Southeastern Section - 57th Annual Meeting (10–11 April 2008)

Paper No. 16
Presentation Time: 8:00 AM-5:30 PM

DIGITAL IMAGES OF AEROMAGNETIC AND GRAVITY DATA SHED NEW LIGHT ON CRUSTAL STRUCTURE OF THE SOUTHEASTERN U.S


HATCHER Jr, Robert D.1, DANIELS, David L.2, ZIETZ, Isidore3, STELTENPOHL, Mark G.4, HORTON, J. Wright2 and HIGGINS, Michael W.5, (1)Earth and Planetary Sciences and Science Alliance Center of Excellence, University of Tennessee-Knoxville, Knoxville, TN 37996-1410, (2)U.S. Geological Survey, 926A National Center, Reston, VA 20192, (3)U.S. Geological Survey, 954 National Center, Reston, VA 20192, (4)Geology and Geography, 210 Petrie Hall, Auburn University, Auburn, AL 36849, (5)The Geologic Mapping Institute, 1752 Timber Bluff Drive, Clayton, GA 30525-6011, bobmap@utk.edu

Digital compilation, filtering, and innovative map displays of regional aeromagnetic and gravity data reveal the crustal structure of the SE U.S. in ways not possible before, allowing recognition of new structural elements and refining our understanding of previously known structures. The New York-Alabama lineament is the eastern boundary of a buried crustal block with NE-trending magnetic highs and gravity lows that trace into central AL where it ends. Broad, low- to high-amplitude magnetic and gravity anomalies delineate crustal features that underlie near-surface Paleozoic rocks, Coastal Plain sediments, and thinner parts of the Blue Ridge-Piedmont megathrust sheet. Curved magnetic anomalies in the western Inner Piedmont in AL, GA, and SC are truncated to the SE by the Brindle Creek fault. The Central Piedmont suture (CPS) is well defined in both the aeromagnetic and filtered gravity data from AL to VA. Magnetic anomalies over a low-angle segment of the CPS (Abbeville thrust sheet, ATS) in GA, SC, and NC appears truncated by a major fault that may define an overridden ramp of the CPS and delimits the 60-km W displacement on the ATS. The ATS segment may have formed later (early Alleghanian) than the main Neoacadian CPS but could have been coevally active.
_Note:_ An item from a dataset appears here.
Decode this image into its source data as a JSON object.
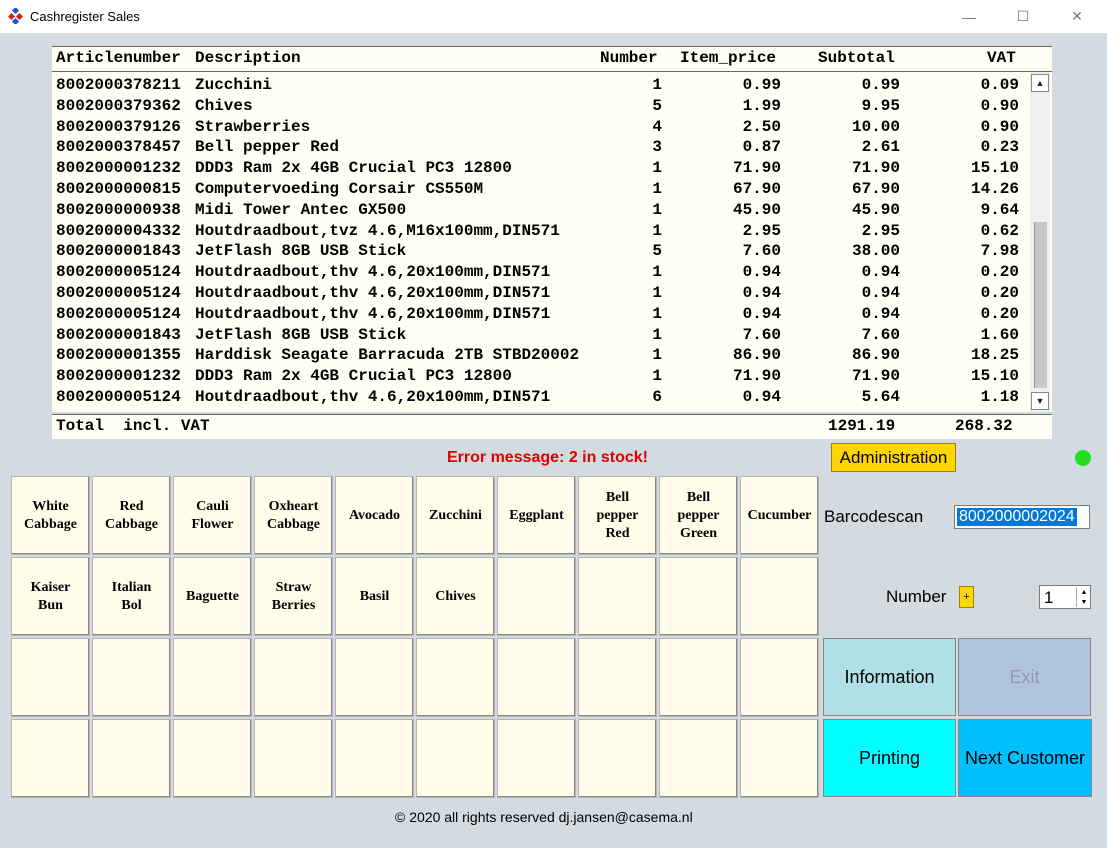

The Kings Mountain shear zone may be a dextral tear fault bounding the NE end of the ATS. Magnetic anomalies suggest that the dextral Eastern Piedmont fault system (EPFS) is much more extensive than was previously known, with most of it lying beneath the Coastal Plain. The EPFS reaches its greatest width (>100 km) in the Carolinas but narrows abruptly along strike into western GA and southern VA. Aeromagnetic maps indicate that EPFS dextral strike-slip duplexes and the adjacent Brunswick (Charleston) terrane are cut by an ~80-km displacement sinistral strike-slip fault. In southern AL and GA all Appalachian and older crustal anomalies are truncated by the Suwannee-Wiggins suture joining African crust of the Suwannee terrane (ST). Aeromagnetic anomalies within the suture zone are muted by Triassic-Jurassic sediments, but parallel, arcuate, N45°E linear anomalies reflect internal lithologic structure in the ST.